Consider the following infinite series. a.Find the first four partial sums S_1,S_2,S_3, and S_4 of the series. b.Find a formula for the nth partial su

Step 1.
We have to consider the infinite series:
$\sum _{k=1}^{\mathrm{\infty }}\frac{2}{(2k-1)(2k+1)}$
(a) To find the first four partial sums $S_1,S_2,S_3,S_4$ of the series.
b.Find a formula or the nth partial sum $S_n$ of the infinite series.Use this formula to find the next four partial sums $S_5,S_6,S_7$ and $S_8$ of the infinite series.
c. Make a conjecture for the value of the series
Step 2
$\sum _{k=1}^{\mathrm{\infty }}\frac{2}{(2k-1)(2k+1)}$
(a) To find the first four partial sums $S_1,S_2,S_3,S_4$ of the series.

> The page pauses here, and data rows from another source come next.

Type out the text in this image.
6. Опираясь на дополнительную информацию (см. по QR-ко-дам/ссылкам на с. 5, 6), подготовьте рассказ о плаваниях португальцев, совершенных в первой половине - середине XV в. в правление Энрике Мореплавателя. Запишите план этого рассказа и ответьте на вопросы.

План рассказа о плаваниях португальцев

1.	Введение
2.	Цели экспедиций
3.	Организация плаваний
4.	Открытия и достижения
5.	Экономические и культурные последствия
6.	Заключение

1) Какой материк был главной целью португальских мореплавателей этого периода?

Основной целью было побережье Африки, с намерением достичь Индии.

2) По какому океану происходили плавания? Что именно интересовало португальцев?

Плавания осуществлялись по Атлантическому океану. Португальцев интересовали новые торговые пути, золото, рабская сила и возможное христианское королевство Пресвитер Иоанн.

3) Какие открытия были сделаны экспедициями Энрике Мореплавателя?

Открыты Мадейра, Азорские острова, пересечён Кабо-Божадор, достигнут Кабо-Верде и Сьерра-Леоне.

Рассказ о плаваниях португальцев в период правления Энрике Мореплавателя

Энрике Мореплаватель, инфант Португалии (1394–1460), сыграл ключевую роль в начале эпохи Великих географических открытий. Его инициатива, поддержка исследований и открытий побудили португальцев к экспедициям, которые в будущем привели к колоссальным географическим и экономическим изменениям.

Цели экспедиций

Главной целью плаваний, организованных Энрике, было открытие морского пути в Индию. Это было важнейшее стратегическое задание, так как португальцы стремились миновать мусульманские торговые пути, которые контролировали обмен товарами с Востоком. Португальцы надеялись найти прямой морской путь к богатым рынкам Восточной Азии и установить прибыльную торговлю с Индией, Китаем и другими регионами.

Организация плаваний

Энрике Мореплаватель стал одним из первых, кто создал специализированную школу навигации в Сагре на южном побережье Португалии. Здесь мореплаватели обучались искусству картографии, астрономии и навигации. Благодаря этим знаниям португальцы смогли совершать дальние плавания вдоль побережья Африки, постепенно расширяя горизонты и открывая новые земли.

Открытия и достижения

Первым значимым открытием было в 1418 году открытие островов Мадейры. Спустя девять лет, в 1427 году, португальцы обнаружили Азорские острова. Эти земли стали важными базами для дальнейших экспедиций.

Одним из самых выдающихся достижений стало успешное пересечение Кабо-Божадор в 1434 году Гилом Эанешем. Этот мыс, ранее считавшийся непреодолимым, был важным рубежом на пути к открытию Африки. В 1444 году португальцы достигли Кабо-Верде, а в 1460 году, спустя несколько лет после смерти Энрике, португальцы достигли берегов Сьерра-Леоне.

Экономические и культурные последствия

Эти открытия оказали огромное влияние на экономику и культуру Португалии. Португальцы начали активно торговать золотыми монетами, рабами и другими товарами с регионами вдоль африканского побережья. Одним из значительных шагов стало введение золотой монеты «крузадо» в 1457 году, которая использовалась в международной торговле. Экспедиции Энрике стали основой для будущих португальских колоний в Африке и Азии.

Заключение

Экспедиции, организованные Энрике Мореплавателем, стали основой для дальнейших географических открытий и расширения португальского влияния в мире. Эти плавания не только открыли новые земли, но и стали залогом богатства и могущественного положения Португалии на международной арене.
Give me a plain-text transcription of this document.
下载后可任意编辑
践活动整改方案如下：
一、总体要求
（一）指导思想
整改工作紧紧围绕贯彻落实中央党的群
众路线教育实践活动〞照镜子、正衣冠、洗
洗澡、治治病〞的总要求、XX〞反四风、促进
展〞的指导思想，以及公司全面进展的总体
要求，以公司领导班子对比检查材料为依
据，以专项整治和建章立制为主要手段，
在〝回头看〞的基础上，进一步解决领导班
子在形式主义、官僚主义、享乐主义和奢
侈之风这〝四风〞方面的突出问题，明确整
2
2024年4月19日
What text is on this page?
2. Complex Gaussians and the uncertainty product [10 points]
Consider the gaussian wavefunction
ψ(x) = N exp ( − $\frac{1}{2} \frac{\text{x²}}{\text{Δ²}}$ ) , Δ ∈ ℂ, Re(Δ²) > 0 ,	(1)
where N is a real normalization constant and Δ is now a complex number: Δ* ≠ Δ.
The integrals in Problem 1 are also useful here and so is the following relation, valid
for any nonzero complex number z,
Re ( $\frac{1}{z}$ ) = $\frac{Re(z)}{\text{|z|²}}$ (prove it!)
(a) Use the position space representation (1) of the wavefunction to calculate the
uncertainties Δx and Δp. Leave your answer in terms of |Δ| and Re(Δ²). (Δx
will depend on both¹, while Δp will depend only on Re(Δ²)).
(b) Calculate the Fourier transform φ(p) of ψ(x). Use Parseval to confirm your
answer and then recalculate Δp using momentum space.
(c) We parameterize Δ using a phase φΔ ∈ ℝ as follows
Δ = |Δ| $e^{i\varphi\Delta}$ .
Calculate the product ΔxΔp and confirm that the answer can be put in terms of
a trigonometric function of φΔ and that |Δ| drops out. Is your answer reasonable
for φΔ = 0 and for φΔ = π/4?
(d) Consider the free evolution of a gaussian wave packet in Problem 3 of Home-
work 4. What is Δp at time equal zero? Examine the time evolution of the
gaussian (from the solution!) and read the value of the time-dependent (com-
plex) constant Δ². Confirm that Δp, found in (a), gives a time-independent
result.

$S_1=a_1=\frac{2}{1(3)}=\frac{2}{3}$
$S_2=S_1+a_2=\frac{2}{3}+\frac{2}{3.5}=\frac{2}{3}+\frac{2}{15}=\frac{4}{5}$
$S_3=S_2+a_3=\frac{4}{5}+\frac{2}{5.7}=\frac{4}{5}+\frac{2}{35}=\frac{6}{7}$
$S_4=S_3+a_4=\frac{6}{7}+\frac{2}{7.9}=\frac{6}{7}+\frac{2}{63}=\frac{8}{9}$
Step 3
(b) From the partial sums $S_1,S_2,S_3,S_4$ we see that the numerator is 2n and the denominator is 2n+1
So, we can write
$S_n=\frac{2n}{2n+1}$
Now we find $S_5,S_6,S_7,S_8$
$S_n=\frac{2n}{2n+1}$
$S_5=\frac{10}{11}$
$S_6=\frac{12}{13}$
$S_7=\frac{14}{15}$
$S_8=\frac{16}{17}$
(c) To make a conjecture of the value of the series.
$\sum _{k=1}^{\mathrm{\infty }}\frac{2}{(2k-1)(2k+1)}$
We can also write $\sum _{k=1}^{\mathrm{\infty }}\frac{2}{(2k-1)(2k+1)}$ as $\sum _{k=1}^{\mathrm{\infty }}\frac{2}{(4k^2-1)}$
$\sum _{k=1}^{\mathrm{\infty }}\frac{2}{(4k^2-1)}=\sum _{k=1}^{\mathrm{\infty }}(-\frac{1}{2(k+\frac{1}{2})}+\frac{1}{2(k-\frac{1}{2})})$
$=(1-\frac{1}{3})+(\frac{1}{3}-\frac{1}{5})+(\frac{1}{5}-\frac{1}{7})+(\frac{1}{7}-\frac{1}{9})+...$
On cancelling out the terms we only left wiyh 1, So
$\sum _{k=1}^{\mathrm{\infty }}\frac{2}{(2k-1)(2k+1)}=1$
Therefore, the value of the series is 1.